Machine Translation System vs. Human Translator

The main target groups of machine translation have always been companies because they need translation resources more urgently than personal users at home. That's why, even today, the fact that most effective translation systems are very expensive and only affordable for companies and not for single users is obvious. It always takes a few years’ time until a software gets cheaper, because then new developments are rising and new technologies are born. For example Google's free translation tool can be used by everyone but we have to keep in mind, the poor translations this service generates are the results of an old version (dated 1998) of the famous Systran software. Current Systran applications cost about 300$ depending on the language package. Translations generated by today’s Systran applications are well-known for being very close to original meanings and exemplary grammar. A lot of human translators feel in danger of losing their jobs. However, at the moment machine translation systems are not likely to replace humans but they are thought to speed up the human translator's work and to make the translation process more effective.

Difficulties for Machine Translation Systems

The difficulties and barriers in machine translation are not always comparable to human translators' difficulties. A lot of people wonder why computers are not able to generate perfect solutions although they are very fast in executing even complex calculations and have more knowledge available of nearly every topic in the world. But the sober reality is that a machine has approximately no text comprehension and often can not understand any context and relation between two sentences or words. That's why it cannot interpret or infer words or terms in some cases. In addition, although there are electronic information sources and more than one digital encyclopaedia the system is missing common knowledge and general education. The problems of machine translation can be separated into ambiguous terms, grammatical structures and syntactic relations.

Operating Principle



First, I want to point out how conventional machine translation systems work. The course of human translation which consists of reading and comprehending a text, transfering words and converting grammar structures, and finally, if necessary, improving the translation, is a great contrast to most translation softwares' operating principles which works like the following scheme, explanation and a simple example demonstrate:

1.   Parsing

First of all parsing, a preparation which splits a text, leads the way. Documents are divided into sentences, sentences are partitioned into single words, terms or formatting information. Time or date information, names and terms of compound nouns, for example, must not be torn apart. 

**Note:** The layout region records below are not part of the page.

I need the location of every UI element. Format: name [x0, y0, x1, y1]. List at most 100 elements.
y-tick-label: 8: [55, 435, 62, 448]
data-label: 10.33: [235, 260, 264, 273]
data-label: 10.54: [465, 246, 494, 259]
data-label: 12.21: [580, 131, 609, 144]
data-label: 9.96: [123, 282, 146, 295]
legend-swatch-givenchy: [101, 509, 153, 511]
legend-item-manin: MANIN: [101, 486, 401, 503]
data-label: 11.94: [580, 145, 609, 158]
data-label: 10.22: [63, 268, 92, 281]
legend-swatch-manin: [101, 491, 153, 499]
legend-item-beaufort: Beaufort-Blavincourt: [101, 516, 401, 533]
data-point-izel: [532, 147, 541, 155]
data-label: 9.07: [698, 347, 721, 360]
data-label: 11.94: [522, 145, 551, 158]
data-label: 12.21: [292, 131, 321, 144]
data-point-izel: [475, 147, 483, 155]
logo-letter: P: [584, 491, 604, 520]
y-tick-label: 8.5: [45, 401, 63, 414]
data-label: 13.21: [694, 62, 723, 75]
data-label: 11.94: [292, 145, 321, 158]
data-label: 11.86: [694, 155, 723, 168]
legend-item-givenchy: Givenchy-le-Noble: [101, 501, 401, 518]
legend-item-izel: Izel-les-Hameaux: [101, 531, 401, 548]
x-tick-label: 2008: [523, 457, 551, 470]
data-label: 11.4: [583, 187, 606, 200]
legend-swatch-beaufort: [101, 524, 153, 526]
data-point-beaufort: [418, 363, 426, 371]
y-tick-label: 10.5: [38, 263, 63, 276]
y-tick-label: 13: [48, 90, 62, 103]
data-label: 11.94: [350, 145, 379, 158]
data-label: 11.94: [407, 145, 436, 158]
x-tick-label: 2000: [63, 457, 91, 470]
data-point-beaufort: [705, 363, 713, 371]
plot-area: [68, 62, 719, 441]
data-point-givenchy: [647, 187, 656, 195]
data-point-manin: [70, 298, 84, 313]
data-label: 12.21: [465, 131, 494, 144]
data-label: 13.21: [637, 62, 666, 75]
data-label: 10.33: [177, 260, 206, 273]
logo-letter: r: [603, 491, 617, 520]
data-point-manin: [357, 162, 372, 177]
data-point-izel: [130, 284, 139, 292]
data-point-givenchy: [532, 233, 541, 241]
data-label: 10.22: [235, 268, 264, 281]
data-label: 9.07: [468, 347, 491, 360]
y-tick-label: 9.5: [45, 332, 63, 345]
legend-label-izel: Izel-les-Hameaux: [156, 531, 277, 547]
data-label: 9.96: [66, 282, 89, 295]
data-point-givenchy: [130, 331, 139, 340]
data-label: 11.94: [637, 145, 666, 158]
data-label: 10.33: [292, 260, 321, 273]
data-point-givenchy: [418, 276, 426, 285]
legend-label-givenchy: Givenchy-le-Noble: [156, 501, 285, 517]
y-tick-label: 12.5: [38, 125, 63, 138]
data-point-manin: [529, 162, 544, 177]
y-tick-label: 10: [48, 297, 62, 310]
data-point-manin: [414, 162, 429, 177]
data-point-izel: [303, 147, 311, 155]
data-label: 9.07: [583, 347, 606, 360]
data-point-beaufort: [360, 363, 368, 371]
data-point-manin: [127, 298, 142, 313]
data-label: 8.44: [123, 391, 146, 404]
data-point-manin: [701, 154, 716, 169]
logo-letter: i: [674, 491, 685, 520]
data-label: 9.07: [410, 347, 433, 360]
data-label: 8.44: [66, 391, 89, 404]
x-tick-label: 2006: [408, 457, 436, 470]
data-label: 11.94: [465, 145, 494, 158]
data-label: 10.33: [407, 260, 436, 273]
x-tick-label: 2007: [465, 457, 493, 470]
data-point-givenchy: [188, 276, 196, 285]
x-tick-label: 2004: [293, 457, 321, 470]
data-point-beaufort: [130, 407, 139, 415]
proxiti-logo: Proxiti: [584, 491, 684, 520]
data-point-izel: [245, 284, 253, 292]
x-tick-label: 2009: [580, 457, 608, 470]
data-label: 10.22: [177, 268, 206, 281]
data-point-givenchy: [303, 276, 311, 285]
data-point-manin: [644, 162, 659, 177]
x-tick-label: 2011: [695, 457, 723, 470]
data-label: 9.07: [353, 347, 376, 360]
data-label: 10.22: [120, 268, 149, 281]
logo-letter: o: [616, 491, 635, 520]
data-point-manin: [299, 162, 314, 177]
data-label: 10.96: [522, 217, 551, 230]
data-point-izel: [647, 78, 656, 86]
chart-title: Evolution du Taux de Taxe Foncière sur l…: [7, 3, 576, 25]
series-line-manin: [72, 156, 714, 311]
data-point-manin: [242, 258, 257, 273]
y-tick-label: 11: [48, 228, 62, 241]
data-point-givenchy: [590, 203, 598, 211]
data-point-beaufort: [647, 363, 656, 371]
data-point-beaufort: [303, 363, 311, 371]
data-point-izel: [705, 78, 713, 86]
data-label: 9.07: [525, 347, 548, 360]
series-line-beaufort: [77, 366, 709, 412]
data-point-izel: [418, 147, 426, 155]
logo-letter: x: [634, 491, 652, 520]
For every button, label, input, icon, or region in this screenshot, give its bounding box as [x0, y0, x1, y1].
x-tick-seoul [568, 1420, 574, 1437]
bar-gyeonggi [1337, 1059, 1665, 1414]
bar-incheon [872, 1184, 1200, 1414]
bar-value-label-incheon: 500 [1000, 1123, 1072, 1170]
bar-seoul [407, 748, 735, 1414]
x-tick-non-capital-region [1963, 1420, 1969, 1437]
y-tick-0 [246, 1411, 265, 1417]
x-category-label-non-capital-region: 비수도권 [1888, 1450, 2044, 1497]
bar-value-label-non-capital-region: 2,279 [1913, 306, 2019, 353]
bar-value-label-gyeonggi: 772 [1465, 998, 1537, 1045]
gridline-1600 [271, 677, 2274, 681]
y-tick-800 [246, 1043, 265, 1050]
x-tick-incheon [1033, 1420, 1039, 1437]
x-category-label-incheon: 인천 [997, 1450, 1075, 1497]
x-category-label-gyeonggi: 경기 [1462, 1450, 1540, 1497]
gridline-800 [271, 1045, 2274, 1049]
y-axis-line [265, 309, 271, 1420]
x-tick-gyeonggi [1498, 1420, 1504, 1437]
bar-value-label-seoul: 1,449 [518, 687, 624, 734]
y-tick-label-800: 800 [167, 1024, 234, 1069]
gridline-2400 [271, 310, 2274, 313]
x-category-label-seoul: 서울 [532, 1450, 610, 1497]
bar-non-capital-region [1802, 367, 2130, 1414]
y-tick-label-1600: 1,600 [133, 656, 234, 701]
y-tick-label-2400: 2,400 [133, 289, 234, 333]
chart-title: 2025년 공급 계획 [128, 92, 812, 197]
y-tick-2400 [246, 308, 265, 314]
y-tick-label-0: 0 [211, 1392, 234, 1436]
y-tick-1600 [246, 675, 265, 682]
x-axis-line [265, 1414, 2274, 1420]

2.   Morphological Decomposition
Bilingual dictionaries consist only of word stems and words' basic forms because it is impossible to save each form and modification of words in both the source and target language. To illustrate the problem, e.g. one German verb would require six entries in the dictionary only for its present indicative forms. So if each form were added, the size would explode. That's why an additional step to identify the basic forms and stems of the words – especially verbs and compound nouns – is necessary before the transfer can start. Often these algorithms are called "morphological decomposition".
3. Analysis
A translation's quality is determined by both syntactic and semantic analysis. Translation systems must be able to deal with sentential and grammatical structures, detect relations, references and general contexts to generate useful translations.
4. Transfer
After a text has been analysed, the systems try to find equivalents to the individual parts of a sentence by the aid of dictionary look-ups. The preparations from step one and two make these look-ups possible. The transfer is also influenced by step three because it considers the previous analysis' results. Some machine translation systems use so-called "intelligent dictionaries". These help to distinguish between the meanings of words which have more than one corresponding translation in the target language with regard on the subject of the whole text.
5. Finalisation
Finally the new sentences in the target language are changed with respect of structures and grammatical constructions. If it is necessary, the system changes the position of a word, for example.

Historical Background

Troyanskii suggested a concept of machine translator that was able to look up words in a bilingual dictionary. He also outlined the principles of an interlingual system. This system was expected to parse and analyse a text and to save it in a language, called interlingua, similar to the human language Esperanto. The next step was a synthesis, and afterwards the text was converted into the target language again. This had been Troyanskii's proposal for a solution before the computer was invented. Because his ideas were unreachable and unrealistic in those days, Troyanskii has been remaining unknown for the next 20 years, although even today his ideas are relevant for many translation systems which are based on the so-called interlingua method.
World War II, America was prepared to support linguistic research. Some of the army's researchers, who had assisted in developing code-breaking systems to decrypt secret messages during the war, were cooperating with linguists and scientists like Warren Weaver. Such expert teams were able to accumulate knowledge of both languages and machines. The best known collection of information on this topic is the "Weaver Memorandum" (1949). This document can be seen as the starting point of machine translation research.  The first success in translating showed the public demo of a machine translation. There, a machine was working on 52 Russian sentences using six grammar rules and a memory of about 250 words. The sentences were simple and short like They prepared TNT.Though, the Georgetown University students were proud of the output in 1954 and were able to convince a lot of companies to support and invest in machine translation research.